Le Matin d'Algérie

Point de vue : Da L’hocine (président du FFS) : l’effondrement d’un mythe ?

La rumeur circulait déjà en Algérie, depuis le milieu de l’année 2011, qu’Aït Ahmed serait en train de négocier secrètement avec le pouvoir occulte, avec la complicité du défunt Abdelhamid Mehri son éventuelle adhésion au plan de sauvetage du pouvoir de Bouteflika.

Suite à l’annonce du FFS, vendredi 2 mars, de sa participation aux législatives de 2012, les Algériens, partis politiques, associations et personnalités indépendantes ou simples citoyens militants, qui ont pris le parti de résister et de lutter contre la dictature dans la rupture avec ce système, se voient soudainement amoindris et perdent l’apport de la principale contribution qui constitue leur force.

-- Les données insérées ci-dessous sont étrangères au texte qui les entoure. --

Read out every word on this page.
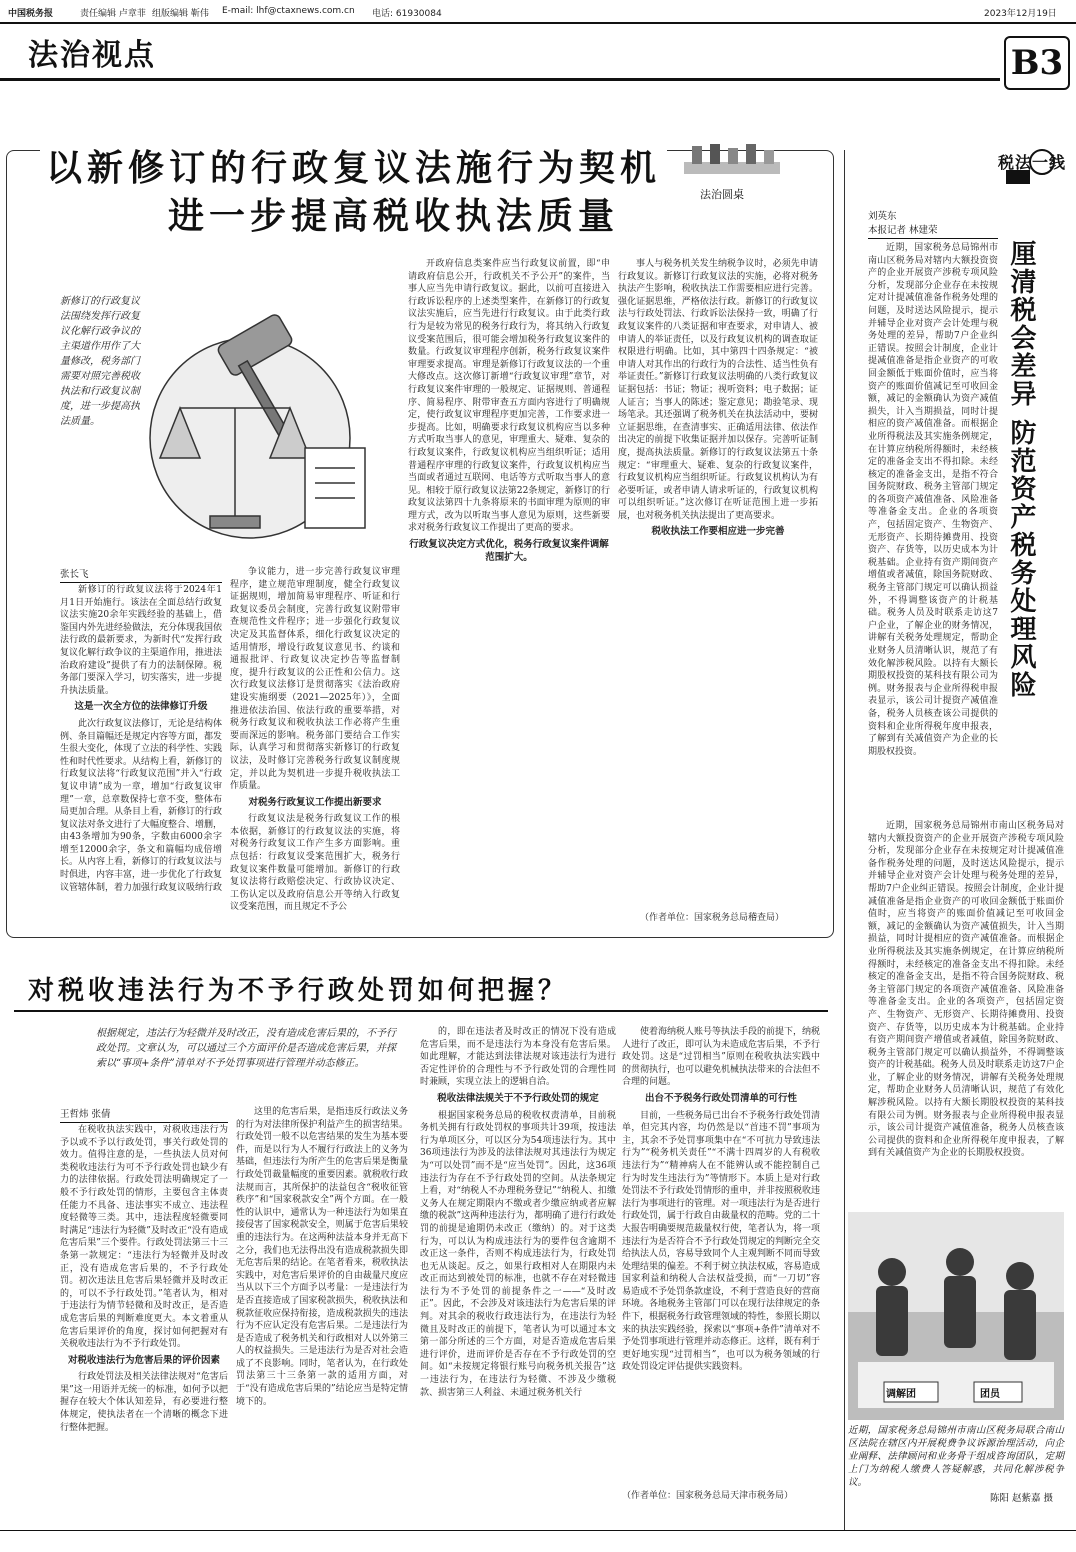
中国税务报	责任编辑 卢章菲 组版编辑 靳伟 E-mail: lhf@ctaxnews.com.cn 电话: 61930084	2023年12月19日
法治视点	B3
以新修订的行政复议法施行为契机
进一步提高税收执法质量
法治圆桌
新修订的行政复议法围绕发挥行政复议化解行政争议的主渠道作用作了大量修改，税务部门需要对照完善税收执法和行政复议制度，进一步提高执法质量。
张长飞

新修订的行政复议法将于2024年1月1日开始施行。该法在全面总结行政复议法实施20余年实践经验的基础上，借鉴国内外先进经验做法，充分体现我国依法行政的最新要求，为新时代“发挥行政复议化解行政争议的主渠道作用，推进法治政府建设”提供了有力的法制保障。税务部门要深入学习，切实落实，进一步提升执法质量。

这是一次全方位的法律修订升级

此次行政复议法修订，无论是结构体例、条目篇幅还是规定内容等方面，都发生很大变化，体现了立法的科学性、实践性和时代性要求。从结构上看，新修订的行政复议法将“行政复议范围”并入“行政复议申请”成为一章，增加“行政复议审理”一章，总章数保持七章不变，整体布局更加合理。从条目上看，新修订的行政复议法对条文进行了大幅度整合、增删，由43条增加为90条，字数由6000余字增至12000余字，条文和篇幅均成倍增长。从内容上看，新修订的行政复议法与时俱进，内容丰富，进一步优化了行政复议管辖体制，着力加强行政复议吸纳行政

争议能力，进一步完善行政复议审理程序，建立规范审理制度，健全行政复议证据规则，增加简易审理程序、听证和行政复议委员会制度，完善行政复议附带审查规范性文件程序；进一步强化行政复议决定及其监督体系，细化行政复议决定的适用情形，增设行政复议意见书、约谈和通报批评、行政复议决定抄告等监督制度，提升行政复议的公正性和公信力。这次行政复议法修订是贯彻落实《法治政府建设实施纲要（2021—2025年）》，全面推进依法治国、依法行政的重要举措，对税务行政复议和税收执法工作必将产生重要而深远的影响。税务部门要结合工作实际，认真学习和贯彻落实新修订的行政复议法，及时修订完善税务行政复议制度规定，并以此为契机进一步提升税收执法工作质量。

对税务行政复议工作提出新要求

行政复议法是税务行政复议工作的根本依据，新修订的行政复议法的实施，将对税务行政复议工作产生多方面影响。重点包括：行政复议受案范围扩大，税务行政复议案件数量可能增加。新修订的行政复议法将行政赔偿决定、行政协议决定、工伤认定以及政府信息公开等纳入行政复议受案范围，而且规定不予公

开政府信息类案件应当行政复议前置，即“申请政府信息公开，行政机关不予公开”的案件，当事人应当先申请行政复议。据此，以前可直接进入行政诉讼程序的上述类型案件，在新修订的行政复议法实施后，应当先进行行政复议。由于此类行政行为是较为常见的税务行政行为，将其纳入行政复议受案范围后，很可能会增加税务行政复议案件的数量。行政复议审理程序创新，税务行政复议案件审理要求提高。审理是新修订行政复议法的一个重大修改点。这次修订新增“行政复议审理”章节，对行政复议案件审理的一般规定、证据规则、普通程序、简易程序、附带审查五方面内容进行了明确规定，使行政复议审理程序更加完善，工作要求进一步提高。比如，明确要求行政复议机构应当以多种方式听取当事人的意见，审理重大、疑难、复杂的行政复议案件，行政复议机构应当组织听证；适用普通程序审理的行政复议案件，行政复议机构应当当面或者通过互联网、电话等方式听取当事人的意见。相较于原行政复议法第22条规定，新修订的行政复议法第四十九条将原来的书面审理为原则的审理方式，改为以听取当事人意见为原则，这些新要求对税务行政复议工作提出了更高的要求。

行政复议决定方式优化，税务行政复议案件调解范围扩大。

事人与税务机关发生纳税争议时，必须先申请行政复议。新修订行政复议法的实施，必将对税务执法产生影响，税收执法工作需要相应进行完善。强化证据思维，严格依法行政。新修订的行政复议法与行政处罚法、行政诉讼法保持一致，明确了行政复议案件的八类证据和审查要求，对申请人、被申请人的举证责任，以及行政复议机构的调查取证权限进行明确。比如，其中第四十四条规定：“被申请人对其作出的行政行为的合法性、适当性负有举证责任。”新修订行政复议法明确的八类行政复议证据包括：书证；物证；视听资料；电子数据；证人证言；当事人的陈述；鉴定意见；勘验笔录、现场笔录。其还强调了税务机关在执法活动中，要树立证据思维，在查清事实、正确适用法律、依法作出决定的前提下收集证据并加以保存。完善听证制度，提高执法质量。新修订的行政复议法第五十条规定：“审理重大、疑难、复杂的行政复议案件，行政复议机构应当组织听证。行政复议机构认为有必要听证，或者申请人请求听证的，行政复议机构可以组织听证。”这次修订在听证范围上进一步拓展，也对税务机关执法提出了更高要求。

税收执法工作要相应进一步完善
（作者单位：国家税务总局稽查局）
税法一线
刘英东
本报记者 林建荣
厘清税会差异 防范资产税务处理风险

近期，国家税务总局锦州市南山区税务局对辖内大额投资资产的企业开展资产涉税专项风险分析，发现部分企业存在未按规定对计提减值准备作税务处理的问题，及时送达风险提示，提示并辅导企业对资产会计处理与税务处理的差异，帮助7户企业纠正错误。按照会计制度，企业计提减值准备是指企业资产的可收回金额低于账面价值时，应当将资产的账面价值减记至可收回金额，减记的金额确认为资产减值损失，计入当期损益，同时计提相应的资产减值准备。而根据企业所得税法及其实施条例规定，在计算应纳税所得额时，未经核定的准备金支出不得扣除。未经核定的准备金支出，是指不符合国务院财政、税务主管部门规定的各项资产减值准备、风险准备等准备金支出。企业的各项资产，包括固定资产、生物资产、无形资产、长期待摊费用、投资资产、存货等，以历史成本为计税基础。企业持有资产期间资产增值或者减值，除国务院财政、税务主管部门规定可以确认损益外，不得调整该资产的计税基础。税务人员及时联系走访这7户企业，了解企业的财务情况，讲解有关税务处理规定，帮助企业财务人员清晰认识，规范了有效化解涉税风险。以持有大额长期股权投资的某科技有限公司为例。财务报表与企业所得税申报表显示，该公司计提资产减值准备，税务人员核查该公司提供的资料和企业所得税年度申报表，了解到有关减值资产为企业的长期股权投资。

近期，国家税务总局锦州市南山区税务局对辖内大额投资资产的企业开展资产涉税专项风险分析，发现部分企业存在未按规定对计提减值准备作税务处理的问题，及时送达风险提示，提示并辅导企业对资产会计处理与税务处理的差异，帮助7户企业纠正错误。按照会计制度，企业计提减值准备是指企业资产的可收回金额低于账面价值时，应当将资产的账面价值减记至可收回金额，减记的金额确认为资产减值损失，计入当期损益，同时计提相应的资产减值准备。而根据企业所得税法及其实施条例规定，在计算应纳税所得额时，未经核定的准备金支出不得扣除。未经核定的准备金支出，是指不符合国务院财政、税务主管部门规定的各项资产减值准备、风险准备等准备金支出。企业的各项资产，包括固定资产、生物资产、无形资产、长期待摊费用、投资资产、存货等，以历史成本为计税基础。企业持有资产期间资产增值或者减值，除国务院财政、税务主管部门规定可以确认损益外，不得调整该资产的计税基础。税务人员及时联系走访这7户企业，了解企业的财务情况，讲解有关税务处理规定，帮助企业财务人员清晰认识，规范了有效化解涉税风险。以持有大额长期股权投资的某科技有限公司为例。财务报表与企业所得税申报表显示，该公司计提资产减值准备，税务人员核查该公司提供的资料和企业所得税年度申报表，了解到有关减值资产为企业的长期股权投资。

调解团	团员
近期，国家税务总局锦州市南山区税务局联合南山区法院在辖区内开展税费争议诉源治理活动，向企业阐释、法律顾问和业务骨干组成咨询团队，定期上门为纳税人缴费人答疑解惑，共同化解涉税争议。
陈阳 赵紫嘉 摄
对税收违法行为不予行政处罚如何把握？
根据规定，违法行为轻微并及时改正，没有造成危害后果的，不予行政处罚。文章认为，可以通过三个方面评价是否造成危害后果，并探索以“事项+条件”清单对不予处罚事项进行管理并动态修正。
王哲炜 张倩

在税收执法实践中，对税收违法行为予以或不予以行政处罚，事关行政处罚的效力。值得注意的是，一些执法人员对何类税收违法行为可不予行政处罚也缺少有力的法律依据。行政处罚法明确规定了一般不予行政处罚的情形，主要包含主体责任能力不具备、违法事实不成立、违法程度轻微等三类。其中，违法程度轻微要同时满足“违法行为轻微”及时改正“没有造成危害后果”三个要件。行政处罚法第三十三条第一款规定：“违法行为轻微并及时改正，没有造成危害后果的，不予行政处罚。初次违法且危害后果轻微并及时改正的，可以不予行政处罚。”笔者认为，相对于违法行为情节轻微和及时改正，是否造成危害后果的判断难度更大。本文着重从危害后果评价的角度，探讨如何把握对有关税收违法行为不予行政处罚。

对税收违法行为危害后果的评价因素

行政处罚法及相关法律法规对“危害后果”这一用语并无统一的标准，如何予以把握存在较大个体认知差异，有必要进行整体规定，使执法者在一个清晰的概念下进行整体把握。

这里的危害后果，是指违反行政法义务的行为对法律所保护利益产生的损害结果。行政处罚一般不以危害结果的发生为基本要件，而是以行为人不履行行政法上的义务为基础，但违法行为所产生的危害后果是衡量行政处罚裁量幅度的重要因素。就税收行政法规而言，其所保护的法益包含“税收征管秩序”和“国家税款安全”两个方面。在一般性的认识中，通常认为一种违法行为如果直接侵害了国家税款安全，则属于危害后果较重的违法行为。在这两种法益本身并无高下之分，我们也无法得出没有造成税款损失即无危害后果的结论。在笔者看来，税收执法实践中，对危害后果评价的自由裁量尺度应当从以下三个方面予以考量：一是违法行为是否直接造成了国家税款损失，税收执法和税款征收应保持衔接，造成税款损失的违法行为不应认定没有危害后果。二是违法行为是否造成了税务机关和行政相对人以外第三人的权益损失。三是违法行为是否对社会造成了不良影响。同时，笔者认为，在行政处罚法第三十三条第一款的适用方面，对于“没有造成危害后果的”结论应当是特定情境下的。

的，即在违法者及时改正的情况下没有造成危害后果，而不是违法行为本身没有危害后果。如此理解，才能达到法律法规对该违法行为进行否定性评价的合理性与不予行政处罚的合理性同时兼顾，实现立法上的逻辑自洽。

税收法律法规关于不予行政处罚的规定

根据国家税务总局的税收权责清单，目前税务机关拥有行政处罚权的事项共计39项，按违法行为单项区分，可以区分为54项违法行为。其中36项违法行为涉及的法律法规对其违法行为规定为“可以处罚”而不是“应当处罚”。因此，这36项违法行为存在不予行政处罚的空间。从法条规定上看，对“纳税人不办理税务登记”“纳税人、扣缴义务人在规定期限内不缴或者少缴应纳或者应解缴的税款”这两种违法行为，都明确了进行行政处罚的前提是逾期仍未改正（缴纳）的。对于这类行为，可以认为构成违法行为的要件包含逾期不改正这一条件，否则不构成违法行为，行政处罚也无从谈起。反之，如果行政相对人在期限内未改正而达到被处罚的标准，也就不存在对轻微违法行为不予处罚的前提条件之一——“及时改正”。因此，不会涉及对该违法行为危害后果的评判。对其余的税收行政违法行为，在违法行为轻微且及时改正的前提下，笔者认为可以通过本文第一部分所述的三个方面，对是否造成危害后果进行评价，进而评价是否存在不予行政处罚的空间。如“未按规定将银行账号向税务机关报告”这一违法行为，在违法行为轻微、不涉及少缴税款、损害第三人利益、未通过税务机关行

使着海纳税人账号等执法手段的前提下，纳税人进行了改正，即可认为未造成危害后果，不予行政处罚。这是“过罚相当”原则在税收执法实践中的贯彻执行，也可以避免机械执法带来的合法但不合理的问题。

出台不予税务行政处罚清单的可行性

目前，一些税务局已出台不予税务行政处罚清单，但完其内容，均仍然是以“首违不罚”事项为主，其余不予处罚事项集中在“不可抗力导致违法行为”“税务机关责任”“不满十四周岁的人有税收违法行为”“精神病人在不能辨认或不能控制自己行为时发生违法行为”等情形下。本质上是对行政处罚法不予行政处罚情形的重申，并非按照税收违法行为事项进行的管理。对一项违法行为是否进行行政处罚，属于行政自由裁量权的范畴。党的二十大报告明确要规范裁量权行使，笔者认为，将一项违法行为是否符合不予行政处罚规定的判断完全交给执法人员，容易导致同个人主观判断不同而导致处理结果的偏差。不利于树立执法权威，容易造成国家利益和纳税人合法权益受损，而“一刀切”容易造成不予处罚条款虚设，不利于营造良好的营商环境。各地税务主管部门可以在现行法律规定的条件下，根据税务行政管理领域的特性，参照长期以来的执法实践经验，探索以“事项+条件”清单对不予处罚事项进行管理并动态修正。这样，既有利于更好地实现“过罚相当”，也可以为税务领域的行政处罚设定评估提供实践资料。

（作者单位：国家税务总局天津市税务局）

La rumeur circulait déjà en Algérie, depuis le milieu de l’année 2011, qu’Aït Ahmed serait en train de négocier secrètement avec le pouvoir occulte, avec la complicité du défunt Abdelhamid Mehri, son éventuelle adhésion au plan de sauvetage, initié par celui-ci pour s’en sortir de la crise de légitimité devant laquelle il s’était trouvé confronté suite à la chute des dictateurs de la région, qui ont été pris de court par la révolte de leurs peuples.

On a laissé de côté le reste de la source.